Petitions for a rehearing were filed also by the heirs of George R. Spearman, and by the heirs of Thomas J. Wilson; but the contentions made in these petitions for a rehearing were answered completely in the original opinion rendered in this case.

With this explanation all of the applications for a rehearing are denied.

On Application to Correct a Clerical Error in the Decree.
The attorneys representing Mrs. Lelia Spearman Buchanan, tutrix for the minor child, Velma Allene Lowery, have called *668 our attention to a clerical error, which is a very obvious error, in the decree which we rendered in this case. And they ask for a correction of the error. As we explained on pages 699 and 700 of the opinion which we rendered, we reduced the interest which the judge of the district court had allowed the minor child, Velma Allene Lowery, to 5/1792 interest in the 20 acres of land described as N 1/2 of NW 1/4 of NW 1/4 of Section 13, in T. 23 N., R. 16 W., and to 15/3584 interest in the remaining 220 acres of land in contest. But, in the decree which we rendered, the remaining 220 acres of land in contest was described erroneously as being only the S 1/2 of NW 1/4 of NW 1/4 and all of the SW 1/4 of NW 1/4 of Section 13, in T. 23 N., R. 16 W.

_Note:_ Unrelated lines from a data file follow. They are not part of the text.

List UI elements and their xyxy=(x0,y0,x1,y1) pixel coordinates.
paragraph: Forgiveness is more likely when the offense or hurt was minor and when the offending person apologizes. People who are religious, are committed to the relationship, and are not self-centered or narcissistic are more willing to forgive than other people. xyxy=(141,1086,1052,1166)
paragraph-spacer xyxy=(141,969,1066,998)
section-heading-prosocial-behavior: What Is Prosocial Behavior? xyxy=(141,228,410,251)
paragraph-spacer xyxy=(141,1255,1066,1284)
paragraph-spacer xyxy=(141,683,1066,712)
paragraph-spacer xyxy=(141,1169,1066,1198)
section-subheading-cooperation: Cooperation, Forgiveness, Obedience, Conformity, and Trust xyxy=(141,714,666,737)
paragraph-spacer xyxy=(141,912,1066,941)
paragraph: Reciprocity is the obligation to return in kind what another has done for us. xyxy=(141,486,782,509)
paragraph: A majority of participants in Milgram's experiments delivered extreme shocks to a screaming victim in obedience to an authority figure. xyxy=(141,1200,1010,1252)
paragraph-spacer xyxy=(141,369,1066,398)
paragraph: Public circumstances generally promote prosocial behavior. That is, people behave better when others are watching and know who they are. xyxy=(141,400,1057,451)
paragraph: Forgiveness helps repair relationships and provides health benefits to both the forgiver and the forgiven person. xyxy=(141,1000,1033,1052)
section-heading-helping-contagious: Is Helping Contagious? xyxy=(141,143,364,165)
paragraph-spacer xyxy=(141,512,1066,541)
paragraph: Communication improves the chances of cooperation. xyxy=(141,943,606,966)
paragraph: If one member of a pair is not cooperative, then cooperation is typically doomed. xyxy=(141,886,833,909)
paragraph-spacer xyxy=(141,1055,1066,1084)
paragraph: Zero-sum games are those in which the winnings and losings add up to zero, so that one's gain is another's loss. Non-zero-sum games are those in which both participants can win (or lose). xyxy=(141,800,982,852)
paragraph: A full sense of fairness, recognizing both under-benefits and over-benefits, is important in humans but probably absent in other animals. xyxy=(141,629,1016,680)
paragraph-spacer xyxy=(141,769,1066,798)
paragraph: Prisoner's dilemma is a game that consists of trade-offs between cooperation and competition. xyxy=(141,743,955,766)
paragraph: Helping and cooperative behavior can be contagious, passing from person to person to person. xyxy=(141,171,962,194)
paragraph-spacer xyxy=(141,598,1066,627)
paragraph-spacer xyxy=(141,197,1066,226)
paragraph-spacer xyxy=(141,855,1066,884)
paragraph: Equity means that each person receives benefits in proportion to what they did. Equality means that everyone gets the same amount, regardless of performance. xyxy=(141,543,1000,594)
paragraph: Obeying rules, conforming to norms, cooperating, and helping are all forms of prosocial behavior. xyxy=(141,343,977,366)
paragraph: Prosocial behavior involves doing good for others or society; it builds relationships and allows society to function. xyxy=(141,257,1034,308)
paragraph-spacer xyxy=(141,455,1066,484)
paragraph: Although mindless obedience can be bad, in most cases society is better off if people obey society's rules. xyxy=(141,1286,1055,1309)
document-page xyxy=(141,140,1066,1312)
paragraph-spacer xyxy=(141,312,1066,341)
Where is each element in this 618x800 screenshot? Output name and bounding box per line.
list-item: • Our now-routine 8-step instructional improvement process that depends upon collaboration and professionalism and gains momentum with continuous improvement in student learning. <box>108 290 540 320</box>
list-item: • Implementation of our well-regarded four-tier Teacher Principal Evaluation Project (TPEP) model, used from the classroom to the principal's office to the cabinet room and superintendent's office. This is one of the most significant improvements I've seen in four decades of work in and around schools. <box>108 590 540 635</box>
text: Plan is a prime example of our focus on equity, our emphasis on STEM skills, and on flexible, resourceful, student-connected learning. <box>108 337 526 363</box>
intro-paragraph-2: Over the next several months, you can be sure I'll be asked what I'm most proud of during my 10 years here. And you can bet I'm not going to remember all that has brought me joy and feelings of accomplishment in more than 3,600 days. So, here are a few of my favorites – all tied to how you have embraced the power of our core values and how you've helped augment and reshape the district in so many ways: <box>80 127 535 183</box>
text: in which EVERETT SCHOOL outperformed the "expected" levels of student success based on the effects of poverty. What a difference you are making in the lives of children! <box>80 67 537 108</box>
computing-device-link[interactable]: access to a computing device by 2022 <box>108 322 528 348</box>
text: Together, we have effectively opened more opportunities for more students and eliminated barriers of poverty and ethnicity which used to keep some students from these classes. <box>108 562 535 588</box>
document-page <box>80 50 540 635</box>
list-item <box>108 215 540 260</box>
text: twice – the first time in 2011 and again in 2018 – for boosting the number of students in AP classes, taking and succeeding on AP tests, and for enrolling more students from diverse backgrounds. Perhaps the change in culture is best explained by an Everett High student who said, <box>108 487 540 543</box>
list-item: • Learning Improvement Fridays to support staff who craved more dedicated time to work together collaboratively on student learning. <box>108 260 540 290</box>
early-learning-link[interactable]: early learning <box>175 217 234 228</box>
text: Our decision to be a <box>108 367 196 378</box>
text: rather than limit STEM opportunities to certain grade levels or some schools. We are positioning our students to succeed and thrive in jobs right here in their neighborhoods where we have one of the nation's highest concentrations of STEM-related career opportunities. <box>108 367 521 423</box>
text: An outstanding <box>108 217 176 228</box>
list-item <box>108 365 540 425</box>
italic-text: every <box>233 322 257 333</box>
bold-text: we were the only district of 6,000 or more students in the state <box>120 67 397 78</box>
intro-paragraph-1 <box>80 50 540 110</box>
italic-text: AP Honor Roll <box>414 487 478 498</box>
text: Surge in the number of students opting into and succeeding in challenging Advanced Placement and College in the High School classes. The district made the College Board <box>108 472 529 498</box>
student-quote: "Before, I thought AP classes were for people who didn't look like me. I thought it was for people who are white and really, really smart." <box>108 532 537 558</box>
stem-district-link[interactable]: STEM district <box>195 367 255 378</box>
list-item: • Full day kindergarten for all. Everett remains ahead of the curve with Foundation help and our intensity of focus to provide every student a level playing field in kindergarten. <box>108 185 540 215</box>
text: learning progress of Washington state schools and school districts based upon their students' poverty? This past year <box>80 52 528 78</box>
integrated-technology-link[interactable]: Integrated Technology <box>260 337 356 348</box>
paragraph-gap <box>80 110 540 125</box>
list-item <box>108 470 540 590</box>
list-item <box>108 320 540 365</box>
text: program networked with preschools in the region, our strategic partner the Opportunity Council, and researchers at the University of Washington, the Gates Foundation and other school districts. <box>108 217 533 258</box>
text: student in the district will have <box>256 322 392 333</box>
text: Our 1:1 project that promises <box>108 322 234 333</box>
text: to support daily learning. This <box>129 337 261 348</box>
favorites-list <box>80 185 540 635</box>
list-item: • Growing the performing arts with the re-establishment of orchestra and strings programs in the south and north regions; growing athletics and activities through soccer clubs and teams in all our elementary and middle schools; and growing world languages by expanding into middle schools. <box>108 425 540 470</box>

The attorneys for the defendants in this case, in response to the motion of Mrs. Lelia Spearman Buchanan, tutrix, to correct the error which we have explained, have filed an admission that the error in the decree is merely a clerical error, and that it ought to be corrected by a decree of this court.

It is therefore ordered that the clerical error in the decree heretofore rendered in this case shall be and it is hereby corrected so that the minor child, Velma Allene Lowery, is declared to be the owner of 5/1792 interest in the 20 acres of land forming the N 1/2 of NW 1/4 of NW 1/4 of Section 13, in T. 23 N., R. 16 W., and of 15/3584 interest in the remaining 220 acres of land in dispute, being the 60 acres forming the S 1/2 of NW 1/4 of NW 1/4 and all of the SW 1/4 of NW 1/4 of Section 13, and the 80 acres *669 forming the S 1/2 of SE 1/4 of Section 11, and the 80 acres forming the N 1/2 of NE 1/4 of Section 14, all in T. 23 N., R. 16 W., in Caddo Parish, Louisiana.